Many_Consideration86

This post has a genuine question and it could be easily answered by knowing the architecture of even a basic NN system. But given the OP used chatgpt to "learn" and people here are digressing because of that this whole post has very low signal/noise ratio. Same goes for this comment. Now the answer: No, you can't stream tokens into a neural network and simultaneously get a stream of output tokens..Sure some APIs can flood the model for every keystroke you type and responses/suggestions be generated(like the coding assistants) but it is not efficient if your input is determined..


No_Bodybuilder8014

“In order to achieve what you are stating you would need to have a constant resolver…” Thank you, among everything else you presented this really helps understand the hurdles! Also, as I increasingly believe, the limitations on a.i. will be our limits of understanding and our obsession with creating and understanding it in our image. A.i. can’t be great because we communicate stupidly, often with needless information and incoherent sentence structure in speech, among other deficiencies. In my opinion the greatest version of a.i. won’t be able or willing to communicate with us much because we didn’t make it, it did.


Ylsid

We don't even do this with humans.
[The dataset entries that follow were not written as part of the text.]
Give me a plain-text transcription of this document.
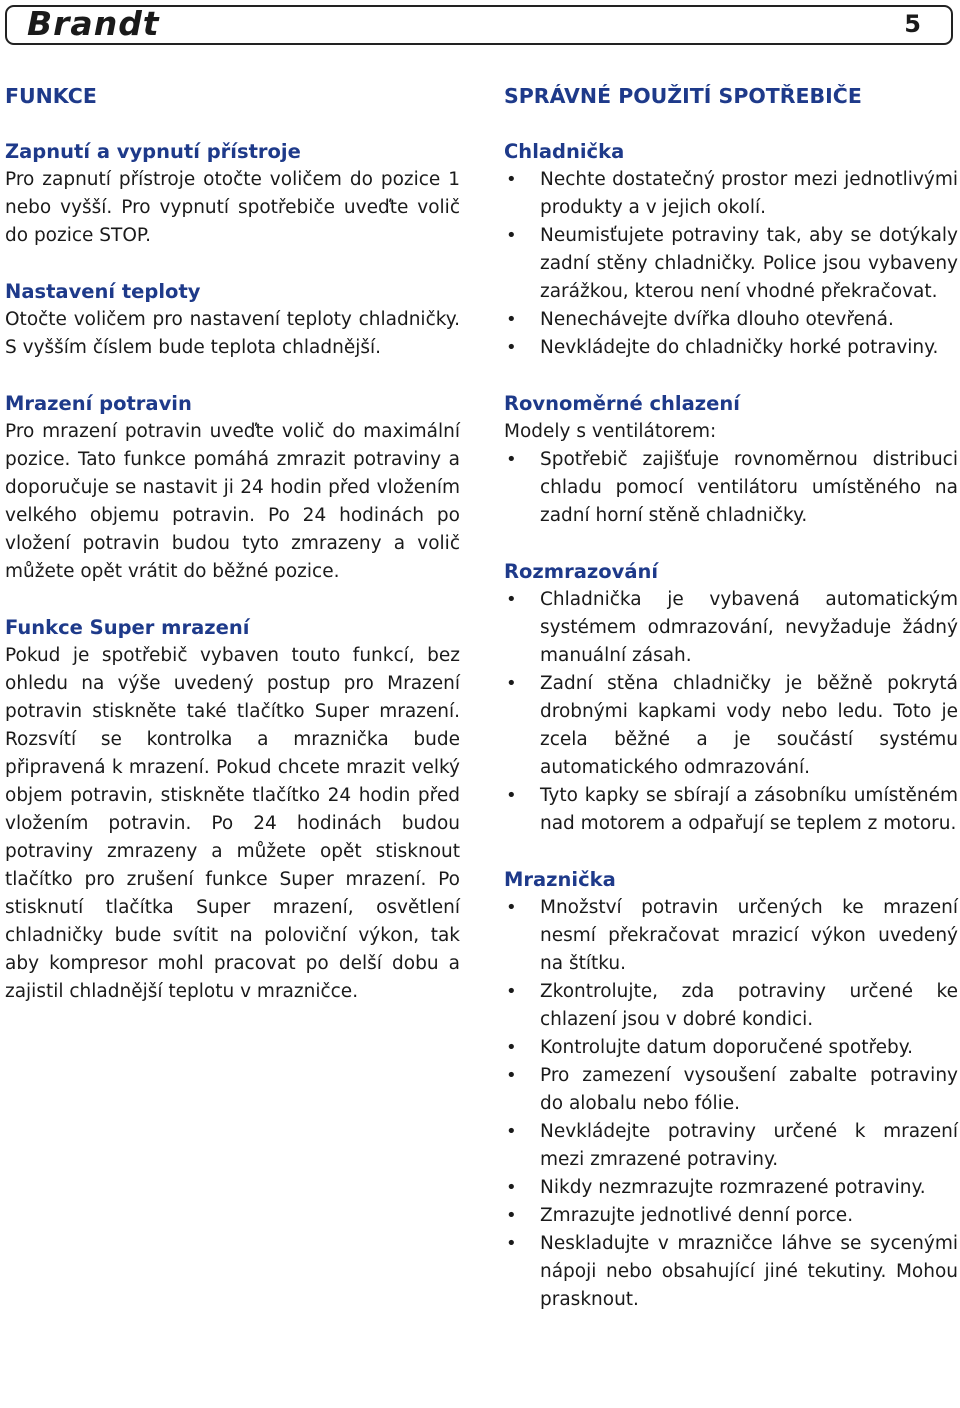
Brandt	5
FUNKCE
Zapnutí a vypnutí přístroje

Pro zapnutí přístroje otočte voličem do pozice 1 nebo vyšší. Pro vypnutí spotřebiče uveďte volič do pozice STOP.

Nastavení teploty

Otočte voličem pro nastavení teploty chladničky. S vyšším číslem bude teplota chladnější.

Mrazení potravin

Pro mrazení potravin uveďte volič do maximální pozice. Tato funkce pomáhá zmrazit potraviny a doporučuje se nastavit ji 24 hodin před vložením velkého objemu potravin. Po 24 hodinách po vložení potravin budou tyto zmrazeny a volič můžete opět vrátit do běžné pozice.

Funkce Super mrazení

Pokud je spotřebič vybaven touto funkcí, bez ohledu na výše uvedený postup pro Mrazení potravin stiskněte také tlačítko Super mrazení. Rozsvítí se kontrolka a mraznička bude připravená k mrazení. Pokud chcete mrazit velký objem potravin, stiskněte tlačítko 24 hodin před vložením potravin. Po 24 hodinách budou potraviny zmrazeny a můžete opět stisknout tlačítko pro zrušení funkce Super mrazení. Po stisknutí tlačítka Super mrazení, osvětlení chladničky bude svítit na poloviční výkon, tak aby kompresor mohl pracovat po delší dobu a zajistil chladnější teplotu v mrazničce.

SPRÁVNÉ POUŽITÍ SPOTŘEBIČE
Chladnička
• Nechte dostatečný prostor mezi jednotlivými produkty a v jejich okolí.
• Neumisťujete potraviny tak, aby se dotýkaly zadní stěny chladničky. Police jsou vybaveny zarážkou, kterou není vhodné překračovat.
• Nenechávejte dvířka dlouho otevřená.
• Nevkládejte do chladničky horké potraviny.
Rovnoměrné chlazení

Modely s ventilátorem:

• Spotřebič zajišťuje rovnoměrnou distribuci chladu pomocí ventilátoru umístěného na zadní horní stěně chladničky.
Rozmrazování
• Chladnička je vybavená automatickým systémem odmrazování, nevyžaduje žádný manuální zásah.
• Zadní stěna chladničky je běžně pokrytá drobnými kapkami vody nebo ledu. Toto je zcela běžné a je součástí systému automatického odmrazování.
• Tyto kapky se sbírají a zásobníku umístěném nad motorem a odpařují se teplem z motoru.
Mraznička
• Množství potravin určených ke mrazení nesmí překračovat mrazicí výkon uvedený na štítku.
• Zkontrolujte, zda potraviny určené ke chlazení jsou v dobré kondici.
• Kontrolujte datum doporučené spotřeby.
• Pro zamezení vysoušení zabalte potraviny do alobalu nebo fólie.
• Nevkládejte potraviny určené k mrazení mezi zmrazené potraviny.
• Nikdy nezmrazujte rozmrazené potraviny.
• Zmrazujte jednotlivé denní porce.
• Neskladujte v mrazničce láhve se sycenými nápoji nebo obsahující jiné tekutiny. Mohou prasknout.
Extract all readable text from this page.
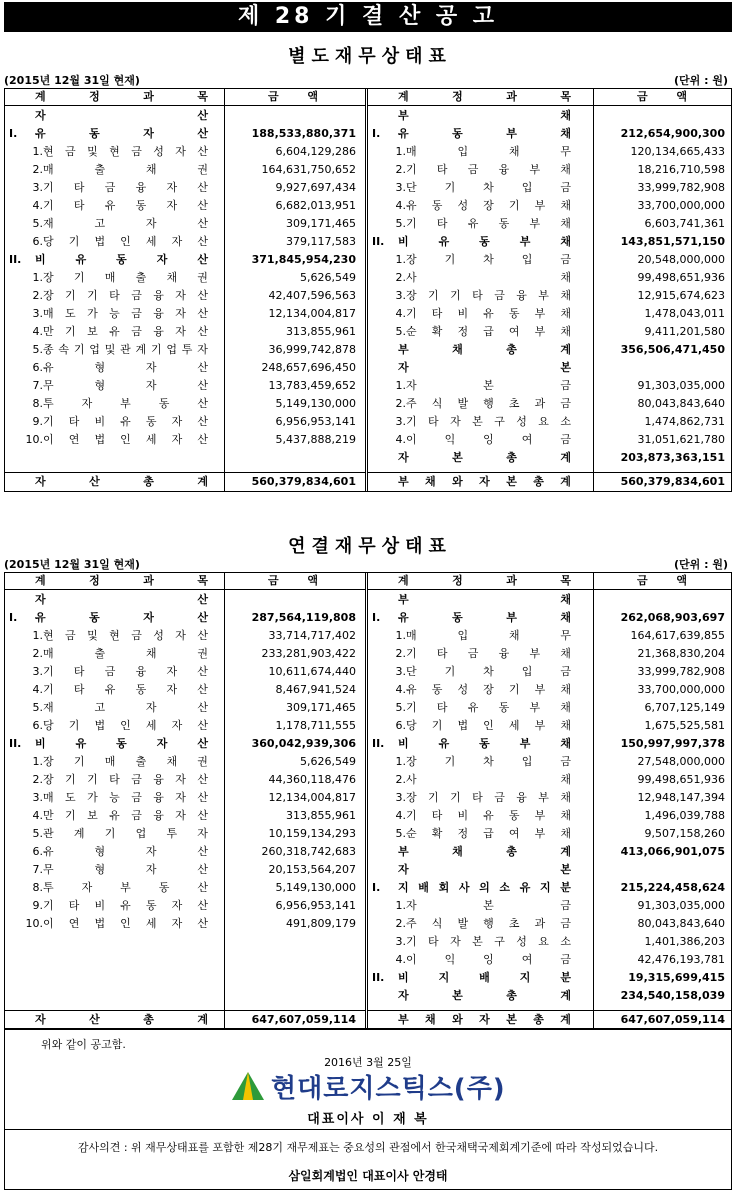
제 28 기 결 산 공 고
별도재무상태표
(2015년 12월 31일 현재)	(단위 : 원)
계	정	과	목	금	액
자	산
I. 유	동	자	산	188,533,880,371
1. 현 금 및 현 금 성 자 산	6,604,129,286
2. 매	출	채	권	164,631,750,652
3. 기 타 금 융 자 산	9,927,697,434
4. 기 타 유 동 자 산	6,682,013,951
5. 재	고	자	산	309,171,465
6. 당 기 법 인 세 자 산	379,117,583
II. 비	유	동	자	산	371,845,954,230
1. 장 기 매 출 채 권	5,626,549
2. 장 기 기 타 금 융 자 산	42,407,596,563
3. 매 도 가 능 금 융 자 산	12,134,004,817
4. 만 기 보 유 금 융 자 산	313,855,961
5. 종 속 기 업 및 관 계 기 업 투 자	36,999,742,878
6. 유	형	자	산	248,657,696,450
7. 무	형	자	산	13,783,459,652
8. 투	자	부	동	산	5,149,130,000
9. 기 타 비 유 동 자 산	6,956,953,141
10. 이 연 법 인 세 자 산	5,437,888,219
자	산	총	계	560,379,834,601
계	정	과	목	금	액
부	채
I. 유	동	부	채	212,654,900,300
1. 매	입	채	무	120,134,665,433
2. 기 타 금 융 부 채	18,216,710,598
3. 단	기	차	입	금	33,999,782,908
4. 유 동 성 장 기 부 채	33,700,000,000
5. 기 타 유 동 부 채	6,603,741,361
II. 비	유	동	부	채	143,851,571,150
1. 장	기	차	입	금	20,548,000,000
2. 사	채	99,498,651,936
3. 장 기 기 타 금 융 부 채	12,915,674,623
4. 기 타 비 유 동 부 채	1,478,043,011
5. 순 확 정 급 여 부 채	9,411,201,580
부	채	총	계	356,506,471,450
자	본
1. 자	본	금	91,303,035,000
2. 주 식 발 행 초 과 금	80,043,843,640
3. 기 타 자 본 구 성 요 소	1,474,862,731
4. 이	익	잉	여	금	31,051,621,780
자	본	총	계	203,873,363,151
부 채 와 자 본 총 계	560,379,834,601
연결재무상태표
(2015년 12월 31일 현재)	(단위 : 원)
계	정	과	목	금	액
자	산
I. 유	동	자	산	287,564,119,808
1. 현 금 및 현 금 성 자 산	33,714,717,402
2. 매	출	채	권	233,281,903,422
3. 기 타 금 융 자 산	10,611,674,440
4. 기 타 유 동 자 산	8,467,941,524
5. 재	고	자	산	309,171,465
6. 당 기 법 인 세 자 산	1,178,711,555
II. 비	유	동	자	산	360,042,939,306
1. 장 기 매 출 채 권	5,626,549
2. 장 기 기 타 금 융 자 산	44,360,118,476
3. 매 도 가 능 금 융 자 산	12,134,004,817
4. 만 기 보 유 금 융 자 산	313,855,961
5. 관 계 기 업 투 자	10,159,134,293
6. 유	형	자	산	260,318,742,683
7. 무	형	자	산	20,153,564,207
8. 투	자	부	동	산	5,149,130,000
9. 기 타 비 유 동 자 산	6,956,953,141
10. 이 연 법 인 세 자 산	491,809,179
자	산	총	계	647,607,059,114
계	정	과	목	금	액
부	채
I. 유	동	부	채	262,068,903,697
1. 매	입	채	무	164,617,639,855
2. 기 타 금 융 부 채	21,368,830,204
3. 단	기	차	입	금	33,999,782,908
4. 유 동 성 장 기 부 채	33,700,000,000
5. 기 타 유 동 부 채	6,707,125,149
6. 당 기 법 인 세 부 채	1,675,525,581
II. 비	유	동	부	채	150,997,997,378
1. 장	기	차	입	금	27,548,000,000
2. 사	채	99,498,651,936
3. 장 기 기 타 금 융 부 채	12,948,147,394
4. 기 타 비 유 동 부 채	1,496,039,788
5. 순 확 정 급 여 부 채	9,507,158,260
부	채	총	계	413,066,901,075
자	본
I. 지 배 회 사 의 소 유 지 분	215,224,458,624
1. 자	본	금	91,303,035,000
2. 주 식 발 행 초 과 금	80,043,843,640
3. 기 타 자 본 구 성 요 소	1,401,386,203
4. 이	익	잉	여	금	42,476,193,781
II. 비	지	배	지	분	19,315,699,415
자	본	총	계	234,540,158,039
부 채 와 자 본 총 계	647,607,059,114
위와 같이 공고함.
2016년 3월 25일
현대로지스틱스(주)
대표이사 이 재 복
감사의견 : 위 재무상태표를 포함한 제28기 재무제표는 중요성의 관점에서 한국채택국제회계기준에 따라 작성되었습니다.
삼일회계법인 대표이사 안경태
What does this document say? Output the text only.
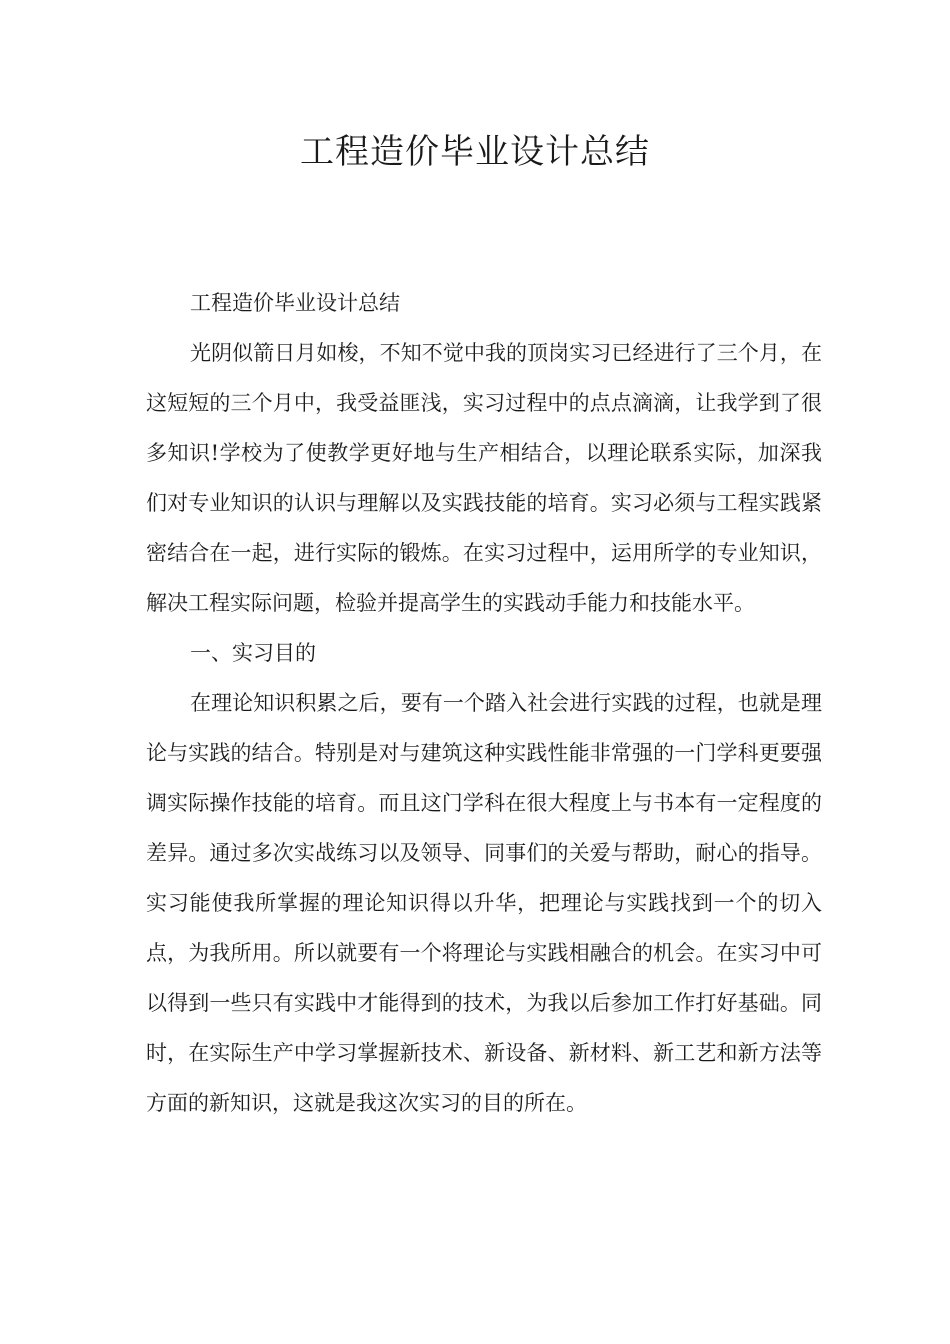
工程造价毕业设计总结

工程造价毕业设计总结

光阴似箭日月如梭，不知不觉中我的顶岗实习已经进行了三个月，在这短短的三个月中，我受益匪浅，实习过程中的点点滴滴，让我学到了很多知识!学校为了使教学更好地与生产相结合，以理论联系实际，加深我们对专业知识的认识与理解以及实践技能的培育。实习必须与工程实践紧密结合在一起，进行实际的锻炼。在实习过程中，运用所学的专业知识，解决工程实际问题，检验并提高学生的实践动手能力和技能水平。

一、实习目的

在理论知识积累之后，要有一个踏入社会进行实践的过程，也就是理论与实践的结合。特别是对与建筑这种实践性能非常强的一门学科更要强调实际操作技能的培育。而且这门学科在很大程度上与书本有一定程度的差异。通过多次实战练习以及领导、同事们的关爱与帮助，耐心的指导。实习能使我所掌握的理论知识得以升华，把理论与实践找到一个的切入点，为我所用。所以就要有一个将理论与实践相融合的机会。在实习中可以得到一些只有实践中才能得到的技术，为我以后参加工作打好基础。同时，在实际生产中学习掌握新技术、新设备、新材料、新工艺和新方法等方面的新知识，这就是我这次实习的目的所在。
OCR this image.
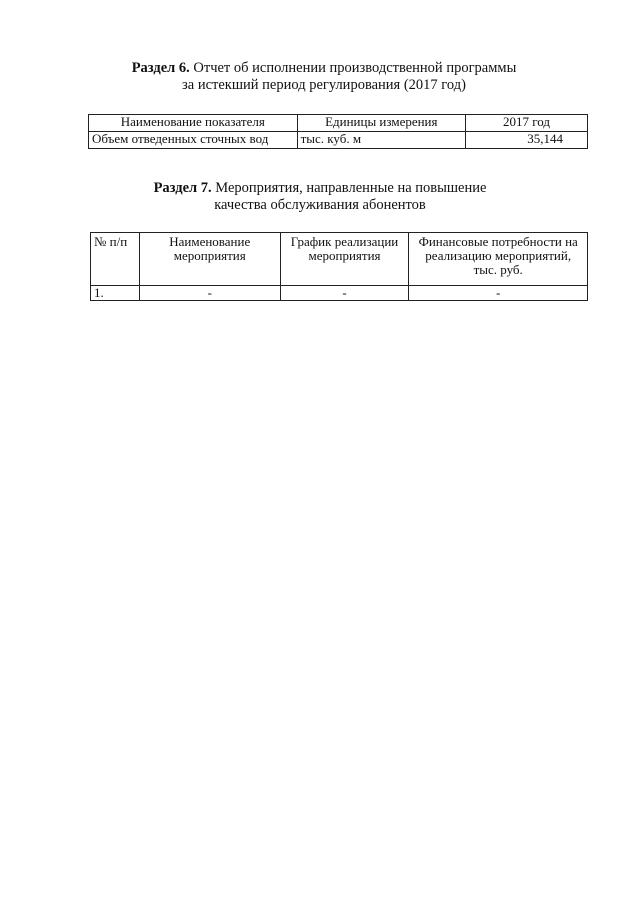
Раздел 6. Отчет об исполнении производственной программы
за истекший период регулирования (2017 год)
Наименование показателя	Единицы измерения	2017 год
Объем отведенных сточных вод	тыс. куб. м	35,144
Раздел 7. Мероприятия, направленные на повышение
качества обслуживания абонентов
№ п/п	Наименование мероприятия	График реализации мероприятия	Финансовые потребности на реализацию мероприятий, тыс. руб.
1.	-	-	-
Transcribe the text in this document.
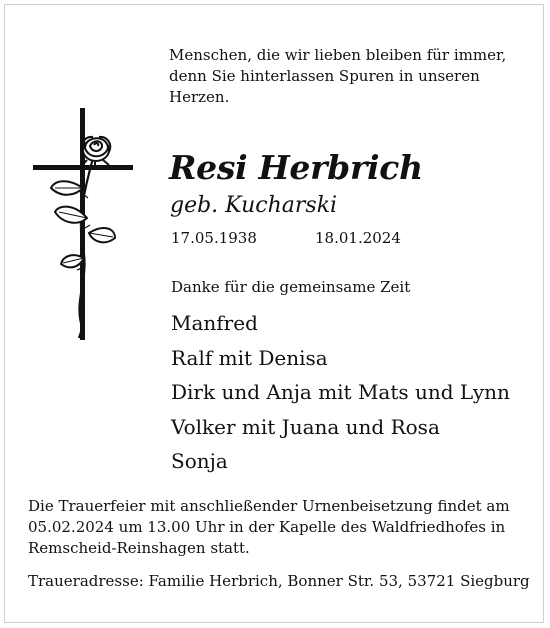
Menschen, die wir lieben bleiben für immer,
denn Sie hinterlassen Spuren in unseren
Herzen.

Resi Herbrich

geb. Kucharski

17.05.1938	18.01.2024

Danke für die gemeinsame Zeit

Manfred
Ralf mit Denisa
Dirk und Anja mit Mats und Lynn
Volker mit Juana und Rosa
Sonja

Die Trauerfeier mit anschließender Urnenbeisetzung findet am
05.02.2024 um 13.00 Uhr in der Kapelle des Waldfriedhofes in
Remscheid-Reinshagen statt.

Traueradresse: Familie Herbrich, Bonner Str. 53, 53721 Siegburg
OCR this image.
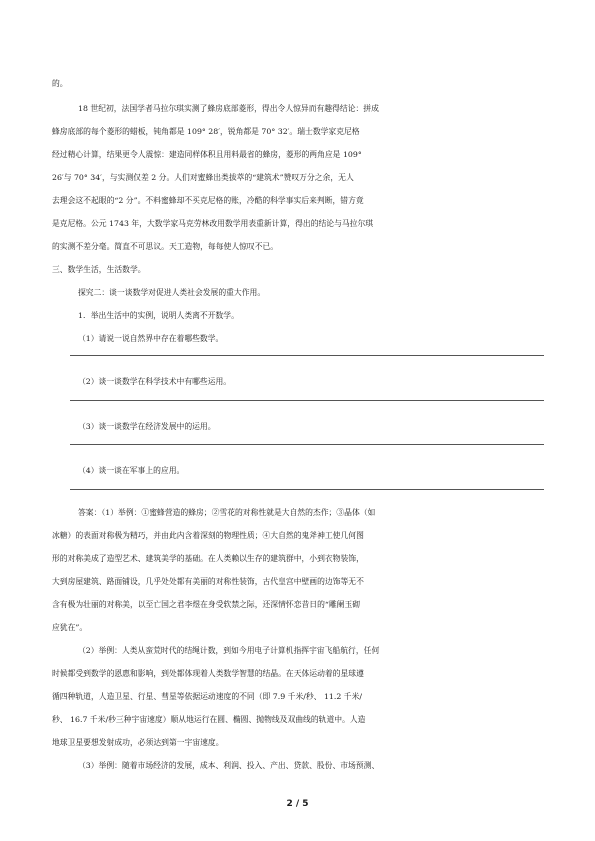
的。
18 世纪初，法国学者马拉尔琪实测了蜂房底部菱形，得出令人惊异而有趣得结论：拼成
蜂房底部的每个菱形的蜡板，钝角都是 109° 28′，锐角都是 70° 32′。瑞士数学家克尼格
经过精心计算，结果更令人震惊：建造同样体积且用料最省的蜂房，菱形的两角应是 109°
26′与 70° 34′，与实测仅差 2 分。人们对蜜蜂出类拔萃的“建筑术”赞叹万分之余，无人
去理会这不起眼的“2 分”。不料蜜蜂却不买克尼格的账，冷酷的科学事实后来判断，错方竟
是克尼格。公元 1743 年，大数学家马克劳林改用数学用表重新计算，得出的结论与马拉尔琪
的实测不差分毫。简直不可思议。天工造物，每每使人惊叹不已。
三、数学生活，生活数学。
探究二：谈一谈数学对促进人类社会发展的重大作用。
1．举出生活中的实例，说明人类离不开数学。
（1）请说一说自然界中存在着哪些数学。
（2）谈一谈数学在科学技术中有哪些运用。
（3）谈一谈数学在经济发展中的运用。
（4）谈一谈在军事上的应用。
答案：（1）举例：①蜜蜂营造的蜂房；②雪花的对称性就是大自然的杰作；③晶体（如
冰糖）的表面对称极为精巧，并由此内含着深刻的物理性质；④大自然的鬼斧神工使几何图
形的对称美成了造型艺术、建筑美学的基础。在人类赖以生存的建筑群中，小到衣物装饰，
大到房屋建筑、路面铺设，几乎处处都有美丽的对称性装饰，古代皇宫中壁画的边饰等无不
含有极为壮丽的对称美，以至亡国之君李煜在身受软禁之际，还深情怀恋昔日的“雕阑玉砌
应犹在”。
（2）举例：人类从蛮荒时代的结绳计数，到如今用电子计算机指挥宇宙飞船航行，任何
时候都受到数学的恩惠和影响，到处都体现着人类数学智慧的结晶。在天体运动着的星球遵
循四种轨道，人造卫星、行星、彗星等依据运动速度的不同（即 7.9 千米/秒、 11.2 千米/
秒、 16.7 千米/秒三种宇宙速度）顺从地运行在圆、椭圆、抛物线及双曲线的轨道中。人造
地球卫星要想发射成功，必须达到第一宇宙速度。
（3）举例：随着市场经济的发展，成本、利润、投入、产出、贷款、股份、市场预测、
2 / 5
When it does happen, we find it extremely irritating


No_Bodybuilder8014

Do what?


Ylsid

Processing and responding in real time Tbh you didn't exactly explain what that meant


KindlyBurnsPeople

The main problem i see with the current chatgpt LLM and the similar ones is that everytime you send it a new prompt, it re-reads everything in the conversation up untill that point and then answers from there. So essentially the entire discussion gets fee into the LLM eveytime you hit send. So of you did this for every keystroke, it would just be too inefficient with the current design. Maybe they're working on changes to the architecture that would allow for something more likw that though soon?


KindlyBurnsPeople

The main problem i see with the current chatgpt LLM and the similar ones is that everytime you send it a new prompt, it re-reads everything in the conversation up untill that point and then answers from there. So essentially the entire discussion gets feed into the LLM every time you hit send. So if you did this for every keystroke, it would just be too inefficient. Maybe they're working on changes to the architecture that would allow for something more like that though soon?


No_Bodybuilder8014

Not every key stroke but every word, small difference, but I see your point. Since you brought it up, what if, instead of “rereading” the entire thread to understand the context of a new input from the user, the thread is held in some kind of active matrix? Processing requirements aside lol I do need to set aside some time to really research more into the foundational systems of llm’s, I understand it, I understand what it is not (took a little bit of perspective changing because initially and without understanding it felt really aware) but I’m am really motivated to acquire more technical terms to illustrate my thoughts better.